Pronounced ‘boy-oh-bab’, these trees are common in all semi-arid and lowland areas of the DRC and Angola and at a similar latitude north of the equator. They have very thick trunks, up to 7m wide, and their gnarled branches, leafless for 9 months of the year, look like roots – some people even call them upside-down trees. They can grow up to 25m tall and live for hundreds of years.
They have a special place in local cultures – they are used for food, to collect water and to provide shelter. Parts are used for medicine and some believe spirits live in them.
Baobab fruit (known as ‘monkey bread outside of Angola) hangs from the branches in large pods. The fruit is dried and the pulp is eaten or made into a juice and even ice cream these days. Also, as parts of the tree rot, the moist bark provides a great place for mushrooms to grow, which are then cooked in the spinach-like leaves of the tree and eaten with bush meat. Even the seeds are ground up and made into a coffee-like drink or used to thicken food.

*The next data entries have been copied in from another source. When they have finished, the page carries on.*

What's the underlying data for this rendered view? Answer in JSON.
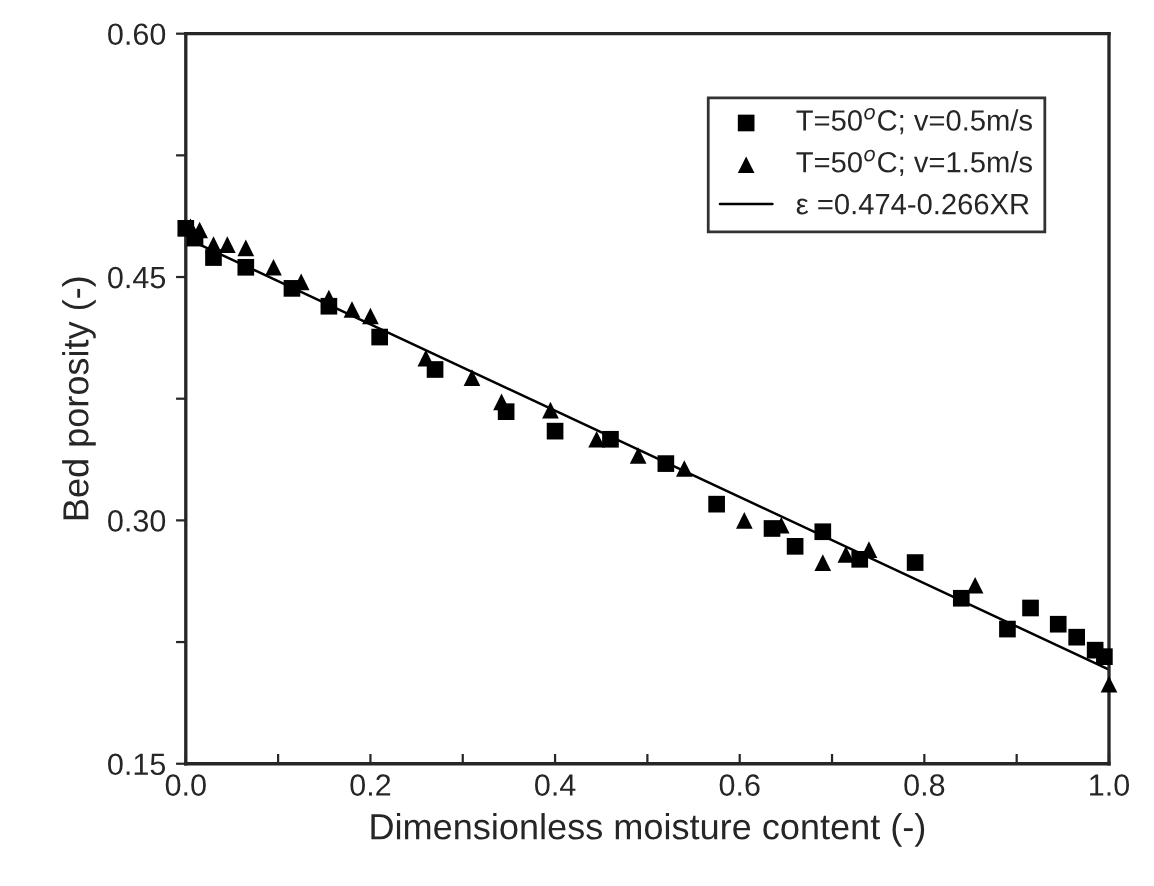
{
  "chart_data": {
    "type": "scatter",
    "xlabel": "Dimensionless moisture content (-)",
    "ylabel": "Bed porosity (-)",
    "xlim": [
      0.0,
      1.0
    ],
    "ylim": [
      0.15,
      0.6
    ],
    "xticks": [
      {
        "value": 0.0,
        "label": "0.0"
      },
      {
        "value": 0.1,
        "label": null
      },
      {
        "value": 0.2,
        "label": "0.2"
      },
      {
        "value": 0.3,
        "label": null
      },
      {
        "value": 0.4,
        "label": "0.4"
      },
      {
        "value": 0.5,
        "label": null
      },
      {
        "value": 0.6,
        "label": "0.6"
      },
      {
        "value": 0.7,
        "label": null
      },
      {
        "value": 0.8,
        "label": "0.8"
      },
      {
        "value": 0.9,
        "label": null
      },
      {
        "value": 1.0,
        "label": "1.0"
      }
    ],
    "yticks": [
      {
        "value": 0.15,
        "label": "0.15"
      },
      {
        "value": 0.225,
        "label": null
      },
      {
        "value": 0.3,
        "label": "0.30"
      },
      {
        "value": 0.375,
        "label": null
      },
      {
        "value": 0.45,
        "label": "0.45"
      },
      {
        "value": 0.525,
        "label": null
      },
      {
        "value": 0.6,
        "label": "0.60"
      }
    ],
    "grid": false,
    "legend": "top right",
    "series": [
      {
        "name": "T=50$^{o}$C; v=0.5m/s",
        "marker": "square",
        "color": "#000000",
        "x": [
          0.0,
          0.01,
          0.03,
          0.065,
          0.115,
          0.155,
          0.21,
          0.27,
          0.347,
          0.4,
          0.46,
          0.52,
          0.575,
          0.635,
          0.66,
          0.69,
          0.73,
          0.79,
          0.84,
          0.89,
          0.915,
          0.945,
          0.965,
          0.985,
          0.995
        ],
        "values": [
          0.48,
          0.474,
          0.462,
          0.456,
          0.443,
          0.432,
          0.413,
          0.393,
          0.367,
          0.355,
          0.35,
          0.335,
          0.31,
          0.295,
          0.284,
          0.293,
          0.276,
          0.274,
          0.252,
          0.233,
          0.246,
          0.236,
          0.228,
          0.22,
          0.216
        ]
      },
      {
        "name": "T=50$^{o}$C; v=1.5m/s",
        "marker": "triangle",
        "color": "#000000",
        "x": [
          0.005,
          0.015,
          0.03,
          0.045,
          0.065,
          0.095,
          0.125,
          0.155,
          0.18,
          0.2,
          0.26,
          0.31,
          0.342,
          0.395,
          0.445,
          0.49,
          0.54,
          0.605,
          0.645,
          0.69,
          0.715,
          0.74,
          0.855,
          1.0
        ],
        "values": [
          0.481,
          0.479,
          0.47,
          0.47,
          0.468,
          0.456,
          0.447,
          0.437,
          0.43,
          0.426,
          0.4,
          0.388,
          0.373,
          0.368,
          0.35,
          0.34,
          0.332,
          0.3,
          0.297,
          0.274,
          0.279,
          0.282,
          0.26,
          0.199
        ]
      },
      {
        "name": "ε =0.474-0.266XR",
        "type": "line",
        "marker": "none",
        "line_style": "solid",
        "color": "#000000",
        "x": [
          0.0,
          1.0
        ],
        "values": [
          0.474,
          0.208
        ]
      }
    ]
  }
}
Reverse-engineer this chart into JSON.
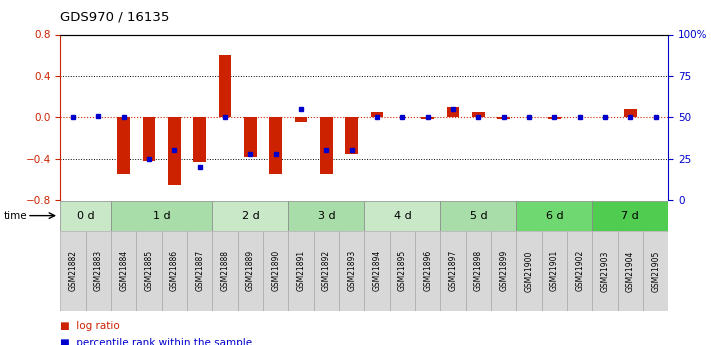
{
  "title": "GDS970 / 16135",
  "samples": [
    "GSM21882",
    "GSM21883",
    "GSM21884",
    "GSM21885",
    "GSM21886",
    "GSM21887",
    "GSM21888",
    "GSM21889",
    "GSM21890",
    "GSM21891",
    "GSM21892",
    "GSM21893",
    "GSM21894",
    "GSM21895",
    "GSM21896",
    "GSM21897",
    "GSM21898",
    "GSM21899",
    "GSM21900",
    "GSM21901",
    "GSM21902",
    "GSM21903",
    "GSM21904",
    "GSM21905"
  ],
  "log_ratio": [
    0.0,
    0.0,
    -0.55,
    -0.42,
    -0.65,
    -0.43,
    0.6,
    -0.38,
    -0.55,
    -0.05,
    -0.55,
    -0.35,
    0.05,
    0.0,
    -0.02,
    0.1,
    0.05,
    -0.02,
    0.0,
    -0.02,
    0.0,
    0.0,
    0.08,
    0.0
  ],
  "percentile_rank": [
    50,
    51,
    50,
    25,
    30,
    20,
    50,
    28,
    28,
    55,
    30,
    30,
    50,
    50,
    50,
    55,
    50,
    50,
    50,
    50,
    50,
    50,
    50,
    50
  ],
  "time_groups": [
    {
      "label": "0 d",
      "start": 0,
      "end": 1,
      "color": "#c8e8c8"
    },
    {
      "label": "1 d",
      "start": 2,
      "end": 5,
      "color": "#a8dca8"
    },
    {
      "label": "2 d",
      "start": 6,
      "end": 8,
      "color": "#c8e8c8"
    },
    {
      "label": "3 d",
      "start": 9,
      "end": 11,
      "color": "#a8dca8"
    },
    {
      "label": "4 d",
      "start": 12,
      "end": 14,
      "color": "#c8e8c8"
    },
    {
      "label": "5 d",
      "start": 15,
      "end": 17,
      "color": "#a8dca8"
    },
    {
      "label": "6 d",
      "start": 18,
      "end": 20,
      "color": "#70d870"
    },
    {
      "label": "7 d",
      "start": 21,
      "end": 23,
      "color": "#50cc50"
    }
  ],
  "ylim": [
    -0.8,
    0.8
  ],
  "yticks_left": [
    -0.8,
    -0.4,
    0.0,
    0.4,
    0.8
  ],
  "yticks_right": [
    0,
    25,
    50,
    75,
    100
  ],
  "ytick_right_labels": [
    "0",
    "25",
    "50",
    "75",
    "100%"
  ],
  "bar_color": "#cc2200",
  "dot_color": "#0000cc",
  "bg_color": "#ffffff",
  "cell_color": "#d8d8d8",
  "cell_edge_color": "#aaaaaa",
  "legend_log_ratio": "log ratio",
  "legend_percentile": "percentile rank within the sample",
  "figsize": [
    7.11,
    3.45
  ],
  "dpi": 100
}
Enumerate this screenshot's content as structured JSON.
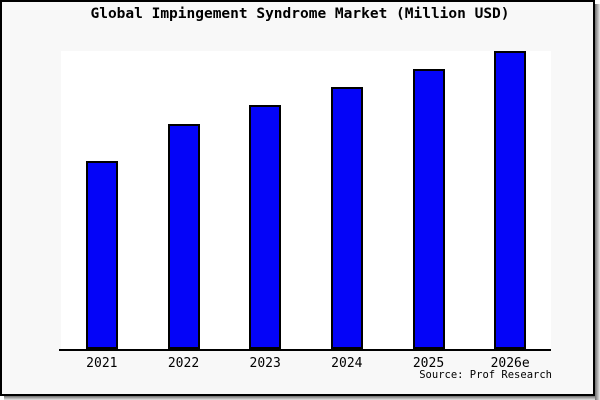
{
  "chart_data": {
    "type": "bar",
    "title": "Global Impingement Syndrome Market (Million USD)",
    "categories": [
      "2021",
      "2022",
      "2023",
      "2024",
      "2025",
      "2026e"
    ],
    "values": [
      63,
      75.5,
      82,
      88,
      94,
      100
    ],
    "value_scale_note": "no y-axis or data labels shown; values are relative bar heights with 2026e = 100",
    "xlabel": "",
    "ylabel": "",
    "ylim": [
      0,
      100
    ],
    "grid": false,
    "legend": false,
    "bar_color": "#0404f8",
    "bar_border_color": "#000000"
  },
  "source": {
    "label": "Source: Prof Research"
  },
  "colors": {
    "background": "#f8f8f8",
    "plot_background": "#ffffff",
    "frame_border": "#000000",
    "text": "#000000"
  }
}
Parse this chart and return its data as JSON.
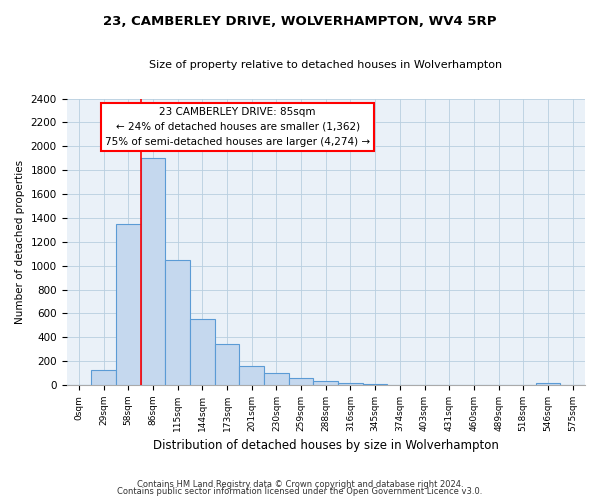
{
  "title": "23, CAMBERLEY DRIVE, WOLVERHAMPTON, WV4 5RP",
  "subtitle": "Size of property relative to detached houses in Wolverhampton",
  "xlabel": "Distribution of detached houses by size in Wolverhampton",
  "ylabel": "Number of detached properties",
  "footnote1": "Contains HM Land Registry data © Crown copyright and database right 2024.",
  "footnote2": "Contains public sector information licensed under the Open Government Licence v3.0.",
  "bar_labels": [
    "0sqm",
    "29sqm",
    "58sqm",
    "86sqm",
    "115sqm",
    "144sqm",
    "173sqm",
    "201sqm",
    "230sqm",
    "259sqm",
    "288sqm",
    "316sqm",
    "345sqm",
    "374sqm",
    "403sqm",
    "431sqm",
    "460sqm",
    "489sqm",
    "518sqm",
    "546sqm",
    "575sqm"
  ],
  "bar_values": [
    0,
    125,
    1350,
    1900,
    1050,
    550,
    340,
    160,
    105,
    60,
    30,
    15,
    5,
    0,
    0,
    0,
    0,
    0,
    0,
    20,
    0
  ],
  "bar_color": "#c5d8ee",
  "bar_edge_color": "#5b9bd5",
  "ylim": [
    0,
    2400
  ],
  "yticks": [
    0,
    200,
    400,
    600,
    800,
    1000,
    1200,
    1400,
    1600,
    1800,
    2000,
    2200,
    2400
  ],
  "annotation_box_text1": "23 CAMBERLEY DRIVE: 85sqm",
  "annotation_line1": "← 24% of detached houses are smaller (1,362)",
  "annotation_line2": "75% of semi-detached houses are larger (4,274) →",
  "red_line_x": 3,
  "bg_color": "#e8f0f8",
  "plot_bg_color": "#eaf1f8"
}
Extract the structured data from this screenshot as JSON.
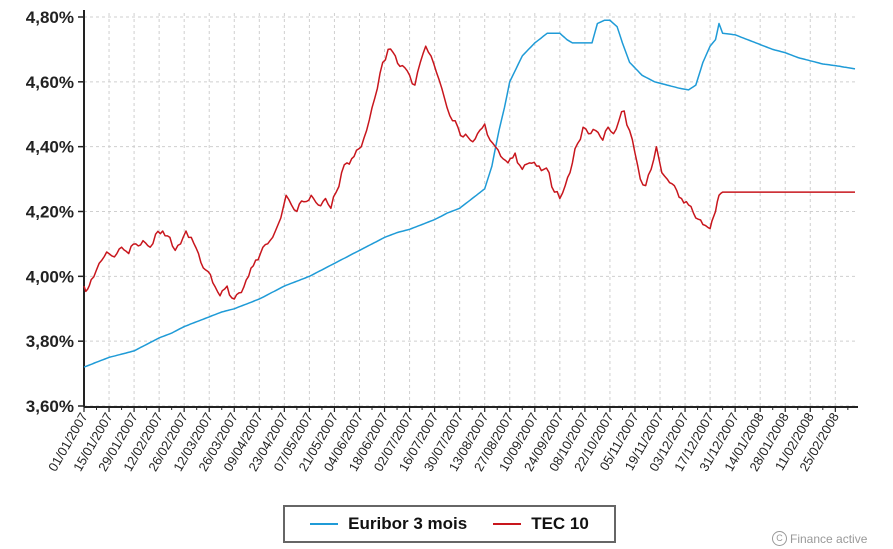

Western food nutrition experts are now claiming that the baobab fruit is a new super fruit, high in antioxidants, vitamin C, calcium. potassium and phosphorus – it probably won’t be long before baobab extracts crop up in a specialist health food store near you.
The thick, corky trunks of the baobab soak up and store thousands of litres of water during the rainy season and are a source of water for local tribes who squeeze the bark to extract it and also use hollowed-out trunks to store water during the dry season.
Although the hollowed-out trunk is occasionally used as shelter for humans, you are more likely to find bats and snakes living there. And if you believe in spirits, it’s probably best to keep well away.
Finally the baobab tree is much prized by traditional healers who use the bark, leaves and seeds to treat ailments ranging from diabetes to malaria.